World shares gain after Wall Street cruises to more records, helped by strong US retail sales
In early European trading, Germany's DAX was up 0.4% at 24,479.86. In Paris, the CAC 40 rose 0.6% to 7,869.86, while Britain's FTSE 100 added 0.2% to 8,987.81.
The future for S&P 500 rose 0.1% while that for the Dow Jones Industrial Average also edged 0.1% higher.
In Asian trading Japan's Nikkei 225 closed 0.2% lower at 39,819.11 as traders stayed on the sidelines ahead of an election for the upper house of parliament on Sunday that could wipe out the ruling coalition's upper house majority.
The government reported that core inflation excluding volatile food and energy prices rose to 3.3% in June from a year earlier, slowing from 3.7% in May but still above the central bank's 2% target.
Hong Kong's Hang Seng index added 1.2% to 24,825.66, while the Shanghai Composite index advanced 0.5% to 3,534.48.
Taiwan's Taiex climbed 1.2%, helped by a 2.2% gain for Taiwan Semiconductor Manufacturing Co. On Thursday, TSMC reported its net income soared nearly 61% in the last quarter from a year earlier. The world's largest contract chip maker said it's seeing strong demand from artificial-intelligence and other customers. On Thursday, TSMC's stock that trades in the United States rose 3.4%.
Australia's S&P/ASX 200 rose 1.4% to 8,757.20, and the Kospi in South Korea shed 0.1% to 3,188.07. India's Sensex lost 0.6%.

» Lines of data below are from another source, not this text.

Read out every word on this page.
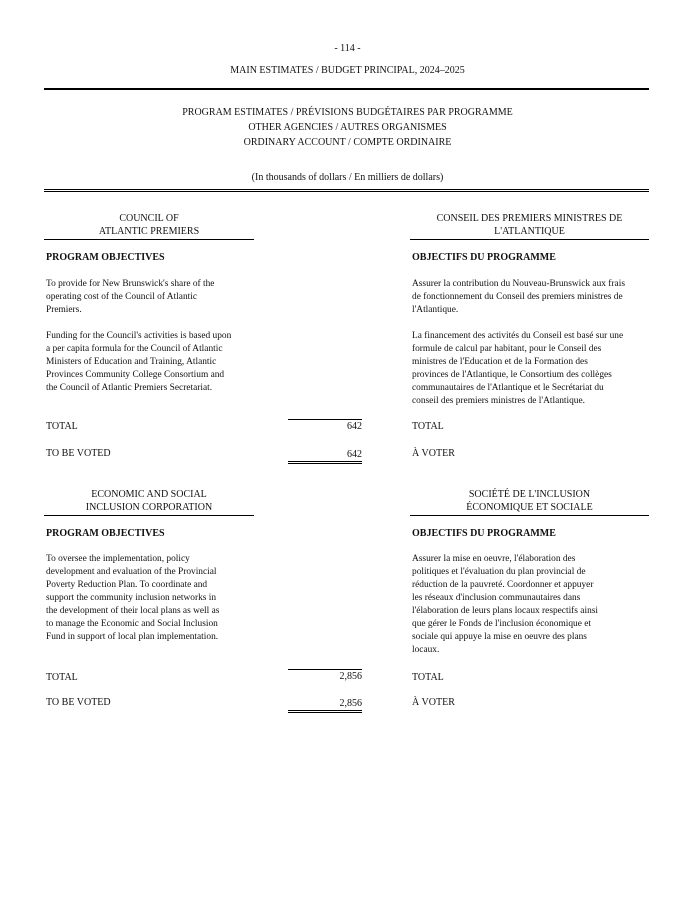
- 114 -
MAIN ESTIMATES / BUDGET PRINCIPAL, 2024–2025
PROGRAM ESTIMATES / PRÉVISIONS BUDGÉTAIRES PAR PROGRAMME
OTHER AGENCIES / AUTRES ORGANISMES
ORDINARY ACCOUNT / COMPTE ORDINAIRE
(In thousands of dollars / En milliers de dollars)
COUNCIL OF
ATLANTIC PREMIERS
CONSEIL DES PREMIERS MINISTRES DE
L'ATLANTIQUE
PROGRAM OBJECTIVES	OBJECTIFS DU PROGRAMME
To provide for New Brunswick's share of the
operating cost of the Council of Atlantic
Premiers.
Funding for the Council's activities is based upon
a per capita formula for the Council of Atlantic
Ministers of Education and Training, Atlantic
Provinces Community College Consortium and
the Council of Atlantic Premiers Secretariat.
Assurer la contribution du Nouveau-Brunswick aux frais
de fonctionnement du Conseil des premiers ministres de
l'Atlantique.
La financement des activités du Conseil est basé sur une
formule de calcul par habitant, pour le Conseil des
ministres de l'Education et de la Formation des
provinces de l'Atlantique, le Consortium des collèges
communautaires de l'Atlantique et le Secrétariat du
conseil des premiers ministres de l'Atlantique.
TOTAL	642	TOTAL
TO BE VOTED	642	À VOTER
ECONOMIC AND SOCIAL
INCLUSION CORPORATION
SOCIÉTÉ DE L'INCLUSION
ÉCONOMIQUE ET SOCIALE
PROGRAM OBJECTIVES	OBJECTIFS DU PROGRAMME
To oversee the implementation, policy
development and evaluation of the Provincial
Poverty Reduction Plan. To coordinate and
support the community inclusion networks in
the development of their local plans as well as
to manage the Economic and Social Inclusion
Fund in support of local plan implementation.
Assurer la mise en oeuvre, l'élaboration des
politiques et l'évaluation du plan provincial de
réduction de la pauvreté. Coordonner et appuyer
les réseaux d'inclusion communautaires dans
l'élaboration de leurs plans locaux respectifs ainsi
que gérer le Fonds de l'inclusion économique et
sociale qui appuye la mise en oeuvre des plans
locaux.
TOTAL	2,856	TOTAL
TO BE VOTED	2,856	À VOTER
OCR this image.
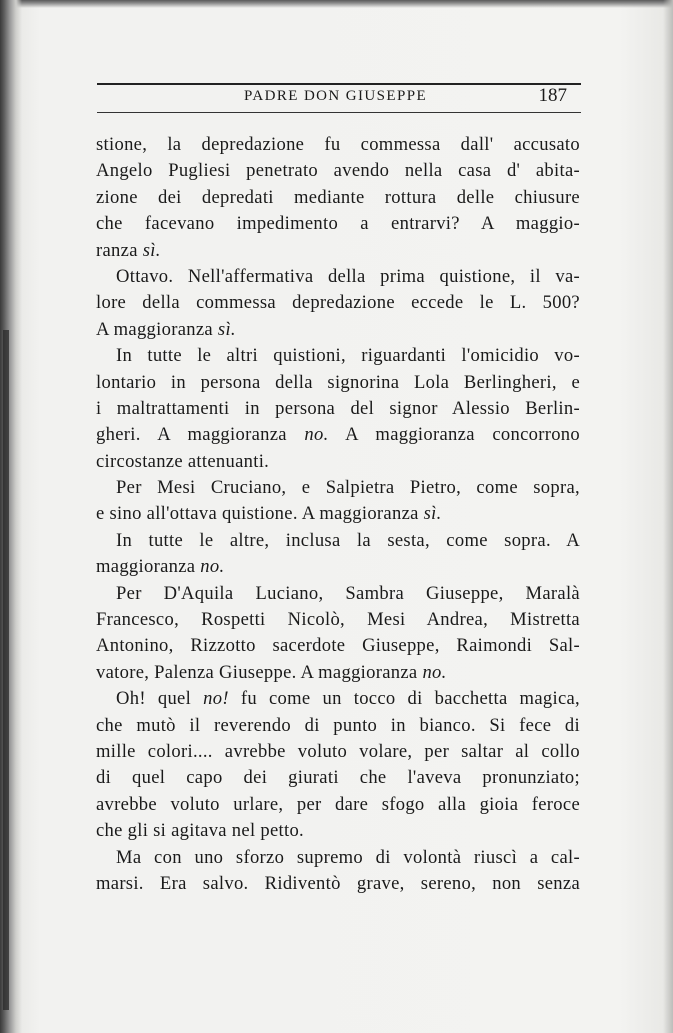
PADRE DON GIUSEPPE	187
stione, la depredazione fu commessa dall' accusato
Angelo Pugliesi penetrato avendo nella casa d' abita-
zione dei depredati mediante rottura delle chiusure
che facevano impedimento a entrarvi? A maggio-
ranza sì.
Ottavo. Nell'affermativa della prima quistione, il va-
lore della commessa depredazione eccede le L. 500?
A maggioranza sì.
In tutte le altri quistioni, riguardanti l'omicidio vo-
lontario in persona della signorina Lola Berlingheri, e
i maltrattamenti in persona del signor Alessio Berlin-
gheri. A maggioranza no. A maggioranza concorrono
circostanze attenuanti.
Per Mesi Cruciano, e Salpietra Pietro, come sopra,
e sino all'ottava quistione. A maggioranza sì.
In tutte le altre, inclusa la sesta, come sopra. A
maggioranza no.
Per D'Aquila Luciano, Sambra Giuseppe, Maralà
Francesco, Rospetti Nicolò, Mesi Andrea, Mistretta
Antonino, Rizzotto sacerdote Giuseppe, Raimondi Sal-
vatore, Palenza Giuseppe. A maggioranza no.
Oh! quel no! fu come un tocco di bacchetta magica,
che mutò il reverendo di punto in bianco. Si fece di
mille colori.... avrebbe voluto volare, per saltar al collo
di quel capo dei giurati che l'aveva pronunziato;
avrebbe voluto urlare, per dare sfogo alla gioia feroce
che gli si agitava nel petto.
Ma con uno sforzo supremo di volontà riuscì a cal-
marsi. Era salvo. Ridiventò grave, sereno, non senza
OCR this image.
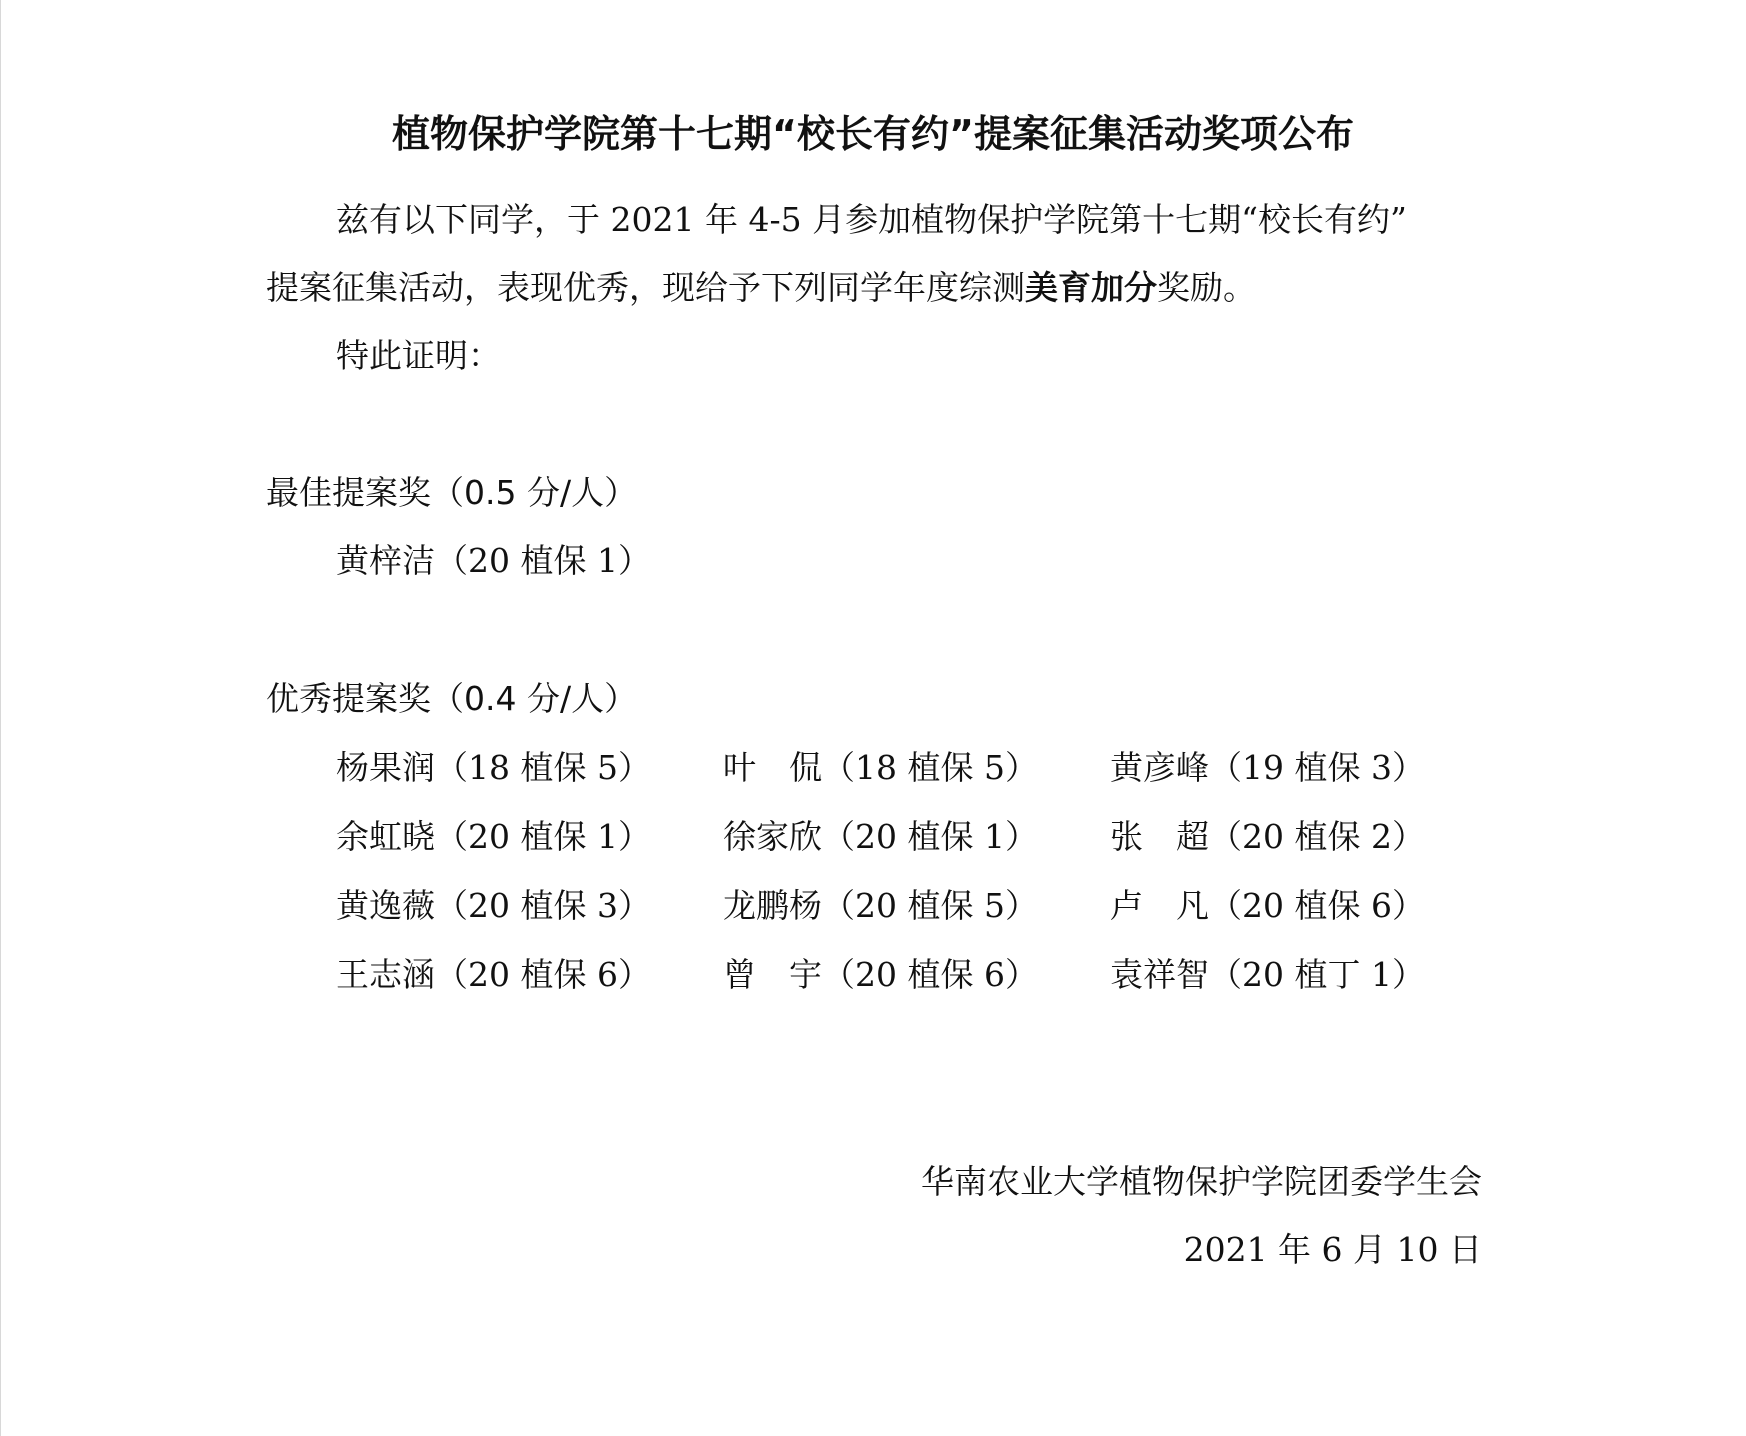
植物保护学院第十七期“校长有约”提案征集活动奖项公布
兹有以下同学，于 2021 年 4-5 月参加植物保护学院第十七期“校长有约”
提案征集活动，表现优秀，现给予下列同学年度综测美育加分奖励。
特此证明：
最佳提案奖（0.5 分/人）
黄梓洁（20 植保 1）
优秀提案奖（0.4 分/人）
杨果润（18 植保 5）	叶　侃（18 植保 5）	黄彦峰（19 植保 3）
余虹晓（20 植保 1）	徐家欣（20 植保 1）	张　超（20 植保 2）
黄逸薇（20 植保 3）	龙鹏杨（20 植保 5）	卢　凡（20 植保 6）
王志涵（20 植保 6）	曾　宇（20 植保 6）	袁祥智（20 植丁 1）
华南农业大学植物保护学院团委学生会
2021 年 6 月 10 日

'Asia's riding the global rally wave, AI fever refuses to break, and even the Fed is making soothing noises,' Stephen Innes of SPI Asset Management wrote in a commentary. 'But underneath all the sunshine is a market running hot, with volatility on sale and positioning still cautious.'
On Thursday, the S&P 500 climbed 0.5% to top its all-time high set a week ago, closing at 6,297.36. The Dow Jones Industrial Average rose 0.5% to 44,484.49, and the Nasdaq composite added 0.7% to its own record set the day before, climbing to 20,885.65.

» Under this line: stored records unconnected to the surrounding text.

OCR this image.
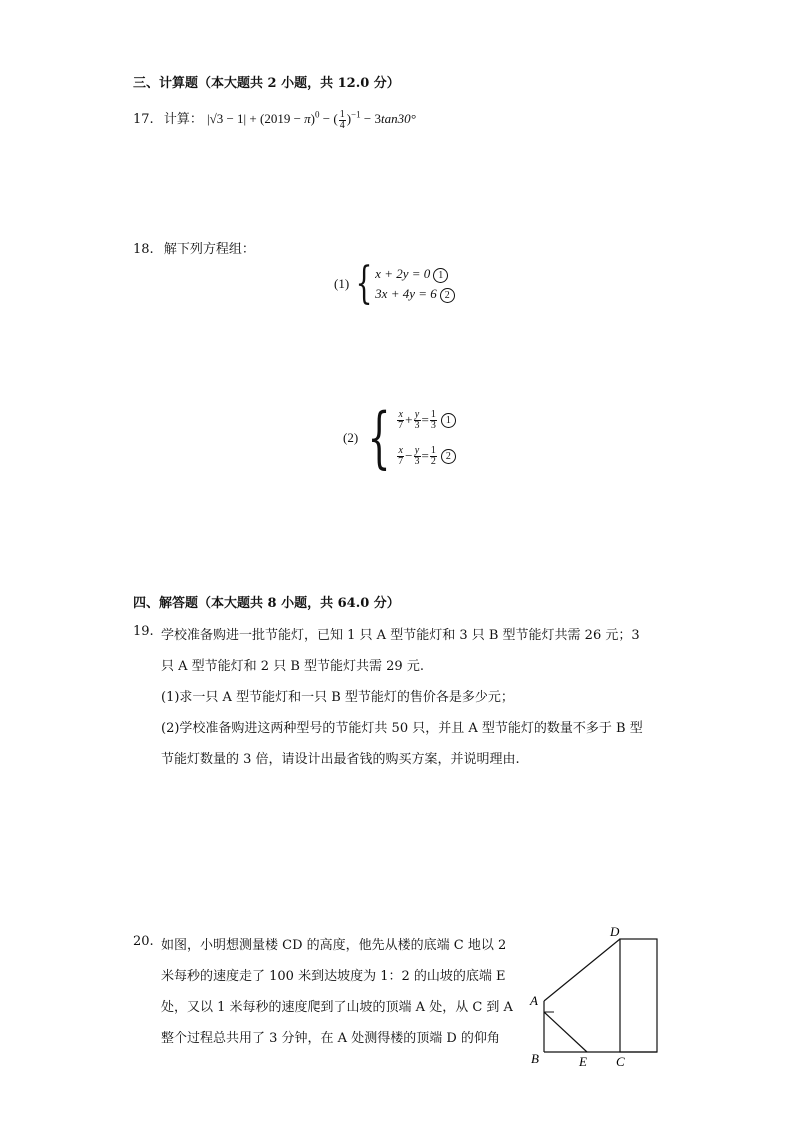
三、计算题（本大题共 2 小题，共 12.0 分）
17. 计算： $|√3 - 1| + (2019 - \pi)^0$ − ( $\frac{1}{4} )^{-1} - 3\tan 30^\circ$
18. 解下列方程组：
(1) { x + 2y = 0 1
3x + 4y = 6 2
(2) { $\frac{x}{7} + \frac{y}{3} = \frac{1}{3} 1$
$\frac{x}{7} - \frac{y}{3} = \frac{1}{2} 2$
四、解答题（本大题共 8 小题，共 64.0 分）
19. 学校准备购进一批节能灯，已知 1 只 A 型节能灯和 3 只 B 型节能灯共需 26 元；3
只 A 型节能灯和 2 只 B 型节能灯共需 29 元.
(1)求一只 A 型节能灯和一只 B 型节能灯的售价各是多少元；
(2)学校准备购进这两种型号的节能灯共 50 只，并且 A 型节能灯的数量不多于 B 型
节能灯数量的 3 倍，请设计出最省钱的购买方案，并说明理由.
20. 如图，小明想测量楼 CD 的高度，他先从楼的底端 C 地以 2
米每秒的速度走了 100 米到达坡度为 1：2 的山坡的底端 E
处，又以 1 米每秒的速度爬到了山坡的顶端 A 处，从 C 到 A
整个过程总共用了 3 分钟，在 A 处测得楼的顶端 D 的仰角
D
A
B	E C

Trading was calmer than on Wednesday, when President Donald Trump rocked financial markets by saying he had discussed the 'concept' of firing the chair of the Federal Reserve, though he said he was unlikely to do so. Such a move could help Wall Street get the lower interest rates investors love, but would also risk a weakened Fed unable to make the unpopular moves needed to keep inflation under control.
Treasury yields were mixed following several better-than-expected reports on the economy.
One said that shoppers upped their spending at U.S. retailers by more last month than economists expected. Such spending, along with a relatively solid jobs market, has helped keep the U.S. economy out of a recession.
A separate report said that fewer U.S. workers applied for unemployment benefits last week, which could be a signal of limited layoffs. A third suggested unexpectedly strong growth in manufacturing in the mid-Atlantic region.
Such solid data could keep the Federal Reserve on pause when it comes to interest rates. The Fed has been keeping rates steady this year, after cutting them at the end of last year. The Fed's chair, Jerome Powell, has been insisting that he wants to wait for more data about how Trump's tariffs will affect the economy and inflation before the Fed makes its next move.
That's because while lower interest rates could boost the economy and prices for investments, they would also give inflation more fuel. Prices may already be starting to feel the upward effects of tariffs, based on the latest data. In other dealings early Friday, U.S. benchmark crude oil rose 84 cents to $67.07 per barrel. Brent crude, the international standard, picked up 80 cents to $70.32 per barrel. The U.S. dollar rose to 148.72 Japanese yen from 148.61 yen. The euro rose to $1.1640 from $1.1596.